Als Konsequenz aus den bedrohlichen Entwicklungen und dem Verlust
der typischen Berliner sozialen Mischung müsse der Senat alles tun,
so Holm, um die 120 000 noch bestehenden Sozialwohnungen zu erhalten.
»Es ist ein Skandal, dass gerade in der Innenstadt Wohnungen schnell
aus der Bindung entlassen worden sind«, sagte er. Stadtweit hinke der
Neubau dem Auslaufen von Sozialbindungen hinterher.
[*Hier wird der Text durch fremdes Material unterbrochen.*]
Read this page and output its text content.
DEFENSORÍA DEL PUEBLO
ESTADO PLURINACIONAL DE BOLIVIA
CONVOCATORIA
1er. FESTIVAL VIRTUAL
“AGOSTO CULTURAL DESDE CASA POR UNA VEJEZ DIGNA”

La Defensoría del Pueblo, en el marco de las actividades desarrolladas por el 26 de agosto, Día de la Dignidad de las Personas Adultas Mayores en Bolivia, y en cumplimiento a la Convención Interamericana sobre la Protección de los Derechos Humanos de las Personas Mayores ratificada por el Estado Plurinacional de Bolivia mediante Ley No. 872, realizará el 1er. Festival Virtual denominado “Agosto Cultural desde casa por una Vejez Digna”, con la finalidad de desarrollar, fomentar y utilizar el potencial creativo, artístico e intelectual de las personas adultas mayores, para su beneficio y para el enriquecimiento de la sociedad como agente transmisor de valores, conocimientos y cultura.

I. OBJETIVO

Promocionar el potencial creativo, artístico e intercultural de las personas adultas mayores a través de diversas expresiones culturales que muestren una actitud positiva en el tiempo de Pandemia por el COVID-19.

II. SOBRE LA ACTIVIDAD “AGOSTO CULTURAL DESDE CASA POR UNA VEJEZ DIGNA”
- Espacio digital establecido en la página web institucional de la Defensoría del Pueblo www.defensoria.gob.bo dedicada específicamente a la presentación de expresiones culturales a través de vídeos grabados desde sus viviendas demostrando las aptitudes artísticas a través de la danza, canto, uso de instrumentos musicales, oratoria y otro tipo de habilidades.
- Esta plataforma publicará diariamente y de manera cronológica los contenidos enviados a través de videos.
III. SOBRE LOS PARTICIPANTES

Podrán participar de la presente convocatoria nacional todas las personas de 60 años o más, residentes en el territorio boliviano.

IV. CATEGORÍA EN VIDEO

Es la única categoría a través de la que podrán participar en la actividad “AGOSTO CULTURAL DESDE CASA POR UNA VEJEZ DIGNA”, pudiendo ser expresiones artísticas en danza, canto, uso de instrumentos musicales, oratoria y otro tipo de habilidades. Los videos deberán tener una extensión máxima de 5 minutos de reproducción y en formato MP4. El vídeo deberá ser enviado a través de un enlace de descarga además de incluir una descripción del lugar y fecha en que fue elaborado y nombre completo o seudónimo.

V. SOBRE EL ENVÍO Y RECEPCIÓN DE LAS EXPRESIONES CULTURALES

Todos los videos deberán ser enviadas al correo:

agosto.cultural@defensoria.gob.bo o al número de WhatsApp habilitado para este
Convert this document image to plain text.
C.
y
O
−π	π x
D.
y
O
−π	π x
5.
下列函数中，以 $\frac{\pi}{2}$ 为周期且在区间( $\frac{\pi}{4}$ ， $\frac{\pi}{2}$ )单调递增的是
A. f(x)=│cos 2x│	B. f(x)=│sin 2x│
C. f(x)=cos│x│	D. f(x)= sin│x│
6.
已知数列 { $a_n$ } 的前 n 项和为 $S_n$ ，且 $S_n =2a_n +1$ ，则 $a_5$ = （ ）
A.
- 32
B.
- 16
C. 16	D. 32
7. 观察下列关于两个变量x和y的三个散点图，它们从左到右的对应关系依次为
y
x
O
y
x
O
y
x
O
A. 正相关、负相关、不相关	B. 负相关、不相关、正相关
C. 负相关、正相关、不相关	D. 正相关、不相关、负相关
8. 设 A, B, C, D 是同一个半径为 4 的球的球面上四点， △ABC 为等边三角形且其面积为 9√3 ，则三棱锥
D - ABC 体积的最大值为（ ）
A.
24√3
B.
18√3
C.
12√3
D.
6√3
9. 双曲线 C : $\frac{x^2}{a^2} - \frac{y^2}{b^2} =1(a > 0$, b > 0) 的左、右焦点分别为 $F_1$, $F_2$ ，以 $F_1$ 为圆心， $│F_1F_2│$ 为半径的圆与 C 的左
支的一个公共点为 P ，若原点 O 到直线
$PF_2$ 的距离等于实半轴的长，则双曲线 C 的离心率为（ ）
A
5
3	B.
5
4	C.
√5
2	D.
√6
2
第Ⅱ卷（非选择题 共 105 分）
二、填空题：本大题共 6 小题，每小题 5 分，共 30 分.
Weiter forderte
der Stadtforscher ein komplettes Mietmoratorium für die 300 000
öffentlichen Wohnungen, das Erhöhungen sowohl bei Bestandsmietern als
auch bei Neuvermietung ausschließe.
Für Häuser in Privatbesitz schlägt Holm kurzfristig die Schaffung
eines Anti-Spekulations-Fonds vor, mit dem die Stadt Häuser mit
offensichtlichen Entmietungsstrategien aufkaufen kann. Auf lange
Sicht könne eine soziale Wohnungsversorgung jedoch nur mit einer
Einschränkung der Immobilienverwertung gelingen. Eine Erhöhung der
Grunderwerbssteuer könnte den schnellen Weiterverkauf bremsen. »Die
Erfahrung zeigt, dass der Verdrängungsprozess fast immer mit einem
Eigentümerwechsel beginnt«, so Holm. Die Berliner Politik versuche
immer am Ende der Verwertungsketten eine Regulierung hinzubekommen,
gehe aber nie an Ursachen heran.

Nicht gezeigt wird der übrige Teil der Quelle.